FAO staff outraged as Easter holidays axed

FAO Director-General Jose Graziano da Silva and his wife meet Pope Francis. Photo credit: FAO

 ROME — FAO staff are up in arms over the Brazilian management’s decision to close the UN agency over Christmas week but to force staffers to work through Holy Easter and the hallowed Roman holiday of Ferragosto in the sweltering Eternal City summer.

  In a message to members the Executive Committee of the UGSS union for general service staffers said “we have become aware of the disheartening news of the 2018 Holiday calendar which was sent out yesterday by management without prior notice to the Staff Representative Bodies (SRBs).”

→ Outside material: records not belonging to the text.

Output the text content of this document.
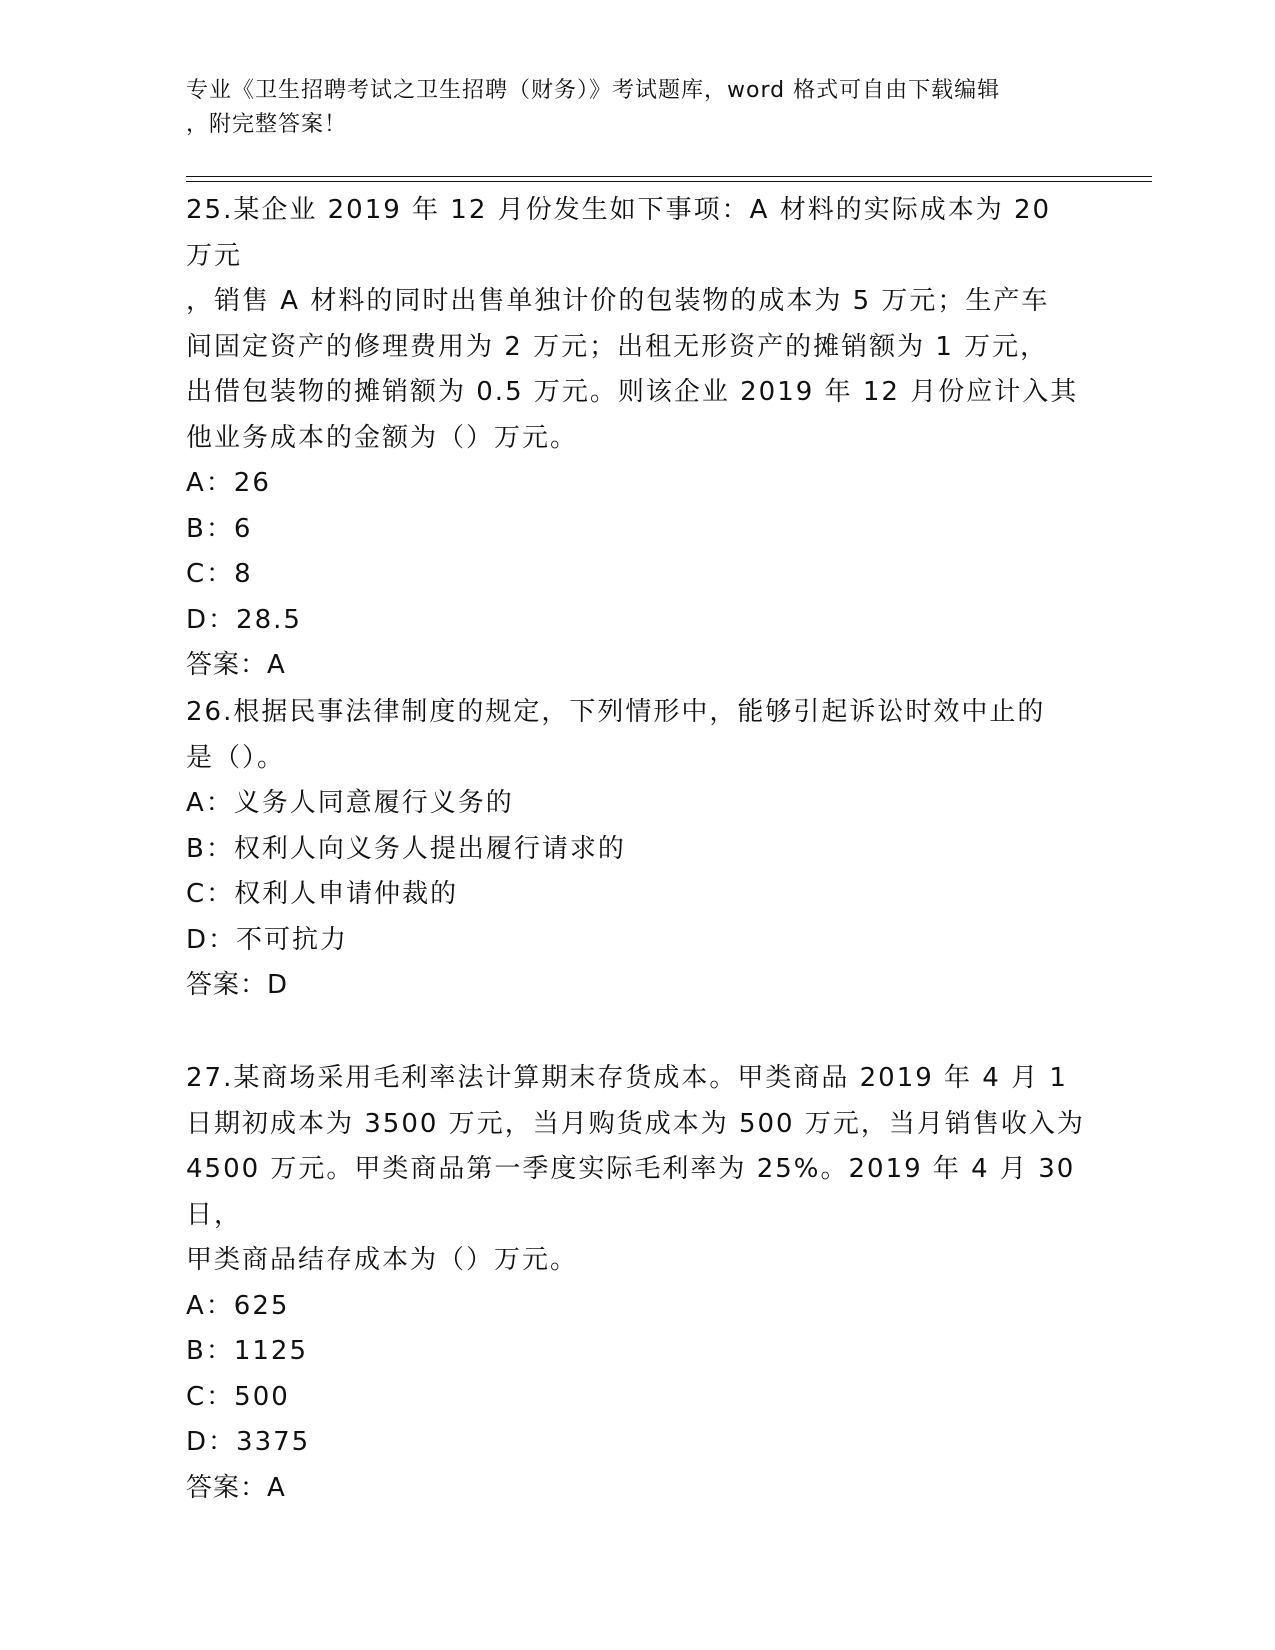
专业《卫生招聘考试之卫生招聘（财务）》考试题库，word 格式可自由下载编辑
，附完整答案！
25.某企业 2019 年 12 月份发生如下事项：A 材料的实际成本为 20 万元
，销售 A 材料的同时出售单独计价的包装物的成本为 5 万元；生产车
间固定资产的修理费用为 2 万元；出租无形资产的摊销额为 1 万元，
出借包装物的摊销额为 0.5 万元。则该企业 2019 年 12 月份应计入其
他业务成本的金额为（）万元。
A：26
B：6
C：8
D：28.5
答案：A
26.根据民事法律制度的规定，下列情形中，能够引起诉讼时效中止的
是（）。
A：义务人同意履行义务的
B：权利人向义务人提出履行请求的
C：权利人申请仲裁的
D：不可抗力
答案：D
27.某商场采用毛利率法计算期末存货成本。甲类商品 2019 年 4 月 1
日期初成本为 3500 万元，当月购货成本为 500 万元，当月销售收入为
4500 万元。甲类商品第一季度实际毛利率为 25%。2019 年 4 月 30 日，
甲类商品结存成本为（）万元。
A：625
B：1125
C：500
D：3375
答案：A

  Management disregarded the results of a survey carried out by the UGSS in which members overwhelmingly asked to retain the original holiday scheme.

 “The decision to group the holidays around Christmas was made unilaterally by Management, without prior consultation with the SRBs, in breach of the Recognition Agreement,” the union said.

 “The proposed holidays do not follow the criteria detailed in the Administrative Manual, which states that the ‘local custom, the practice of other agencies in the area, and the practical requirements of the office’ must be taken into account.”

 The UGSS added that “by concentrating all holidays except one at the end of the year, short-term GS staff are forced to observe a one-month break between mid-December and mid-January, effectively depriving them of paid leave (just one day throughout the rest of the year). The same applies to staff paid daily, effectively cutting their pay in December.”

 “Finally management has not yet provided any evidence that revised calendar offers any particular advantage in terms of savings to the organization.”

 The union urged management to return to the time-tested calendar but stopped short of threatening industrial action, however.

 The decision to close during Christmas week is "so that the Brazilians can all go back home and enjoy a summer holiday on the beach,” an observer commented. Consultants also are irked as they lose 25 percent of their monthly salary due to the December closure.

 Brazilian FAO Director General José Graziano da Silva relishes public appearances with Pope Francis when the pontiff comes to the FAO but the former leftist minister evidently has little respect for the sensibilities of Christian staffers who want to celebrate Easter, diplomatic sources say.